Semi-flexible printed circuits
With simple depth-milling a standard printed circuit board can be prepared for flexible installations. So called "semi-flexible" printed circuits are offering a cost-efficient solution. They save connectors and increase reliability while decreasing size of the application and time needed for assembly. Semi-flexible PCBs are the perfect solution if you have flex-to-install requirements only and there is no dynamic bending during operation.
Often layout designers are reluctant to upgrade from a standard PCB with connectors to a notoriously expensive rigid-flexible printed circuit. The advantages are immense, but so are the costs and the layout requirements compared to standard PCBs. Many times this "jump" from standard technology to a high-tech segment is not necessary. Many printed circuits do not require dynamic bending capabilities in operation but only need to be fit into the housing neatly. This is called a "flex-to-install" requirement and here semi-flex offers a really cost-saving alternative technology.
Production of a semi-flexible PCB is identical with the manufacturing process of standard printed circuits. Semi-flexilbe boards can be produced as single-layer, double-layer or multilayer PCBs. With the exemption of a special solder mask that sustains bending, the materials are also identical to standard printed circuits. The only difference happens at the end of the production process when dedicated bending areas are milled down by z-axis routing. The remaining material can be bend and is thin enough to only carry the copper traces and little base material.
To optimize transportation-safety and assembly, semi-flexible PCBs should always be produced in panels. You can easily seperate the prints from the panel after assembly and install the boards.
Design and installation of semi-flexible PCBs require some attention and modifications:
1. The PCB should only be bend with copper on the outside of the bending area.
2. Open copper structures, pads, annular rings or vias in the rigid part of the PCB should have a distance of at least 1mm from the bending area. In special cases 0,8mm are okay, too. The semi-flexible are cannot contain any vias, drills or open copper structures. The transition area from flexible to rigid should have a radius of 5mm or an obstuse angle. Trace-to-outline distance in the semi-flexible area should be minimum 0,30mm.
3. The maximum bending radius depends on the lenght of the semi-flexible area:
4. Currently, semi-flexible PCBs are possible up to 8 layers, while only one outer layer can be "semi-flexible" per bending area.
5. For the bending process we reommend to do this under hot air (you may use a hair dryer) and bend it over a fixed object in order to do so evenly.

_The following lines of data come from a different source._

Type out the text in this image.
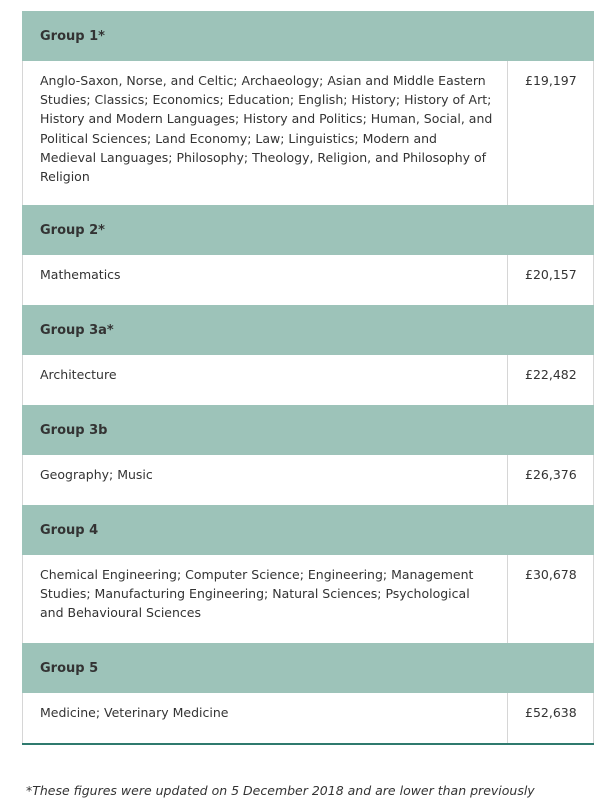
Group 1*	
Anglo-Saxon, Norse, and Celtic; Archaeology; Asian and Middle Eastern Studies; Classics; Economics; Education; English; History; History of Art; History and Modern Languages; History and Politics; Human, Social, and Political Sciences; Land Economy; Law; Linguistics; Modern and Medieval Languages; Philosophy; Theology, Religion, and Philosophy of Religion	£19,197
Group 2*	
Mathematics	£20,157
Group 3a*	
Architecture	£22,482
Group 3b	
Geography; Music	£26,376
Group 4	
Chemical Engineering; Computer Science; Engineering; Management Studies; Manufacturing Engineering; Natural Sciences; Psychological and Behavioural Sciences	£30,678
Group 5	
Medicine; Veterinary Medicine	£52,638
*These figures were updated on 5 December 2018 and are lower than previously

| Characteristic | Values, description |
|---|---|
| material type | FR4, Tg 130°C and some high-Tg materials up to 170°C |
| remaining material | 150µm to 250µm |
| maximum beding radius | 180°, depending on semi-flex area |
| copper thickness | 35µm |
| maximum layers | rigid area up to 10 layers, semi-flexible area one layer (outer) |
| solder mask | flexible solder mask, green (for beding) |
| bending | flex-to-install, not suitable for dynamic bending |
| prints | partial silk print or other solder mask colours possible, not receommended in bending area |
| depth-milling | digital z-axis milling, camera controlled, tolerance +/-20µm |
Your advantages of semi-flexible printed circuits compared to standard PCBs with connectors or rigid-flexible PCBs are the following:
- Semi-flex-PCBs are cheaper, because it is a "mainpulated" standard product that does not require connectors, nor expensive rigid-flexible PCBs.
- Semi-flex-PCBs are more reliable, because weak spots like connectors are avoided.
- Semi-flex-PCBs are easy to install, because bending it into place is much easyer than using additional connecting parts.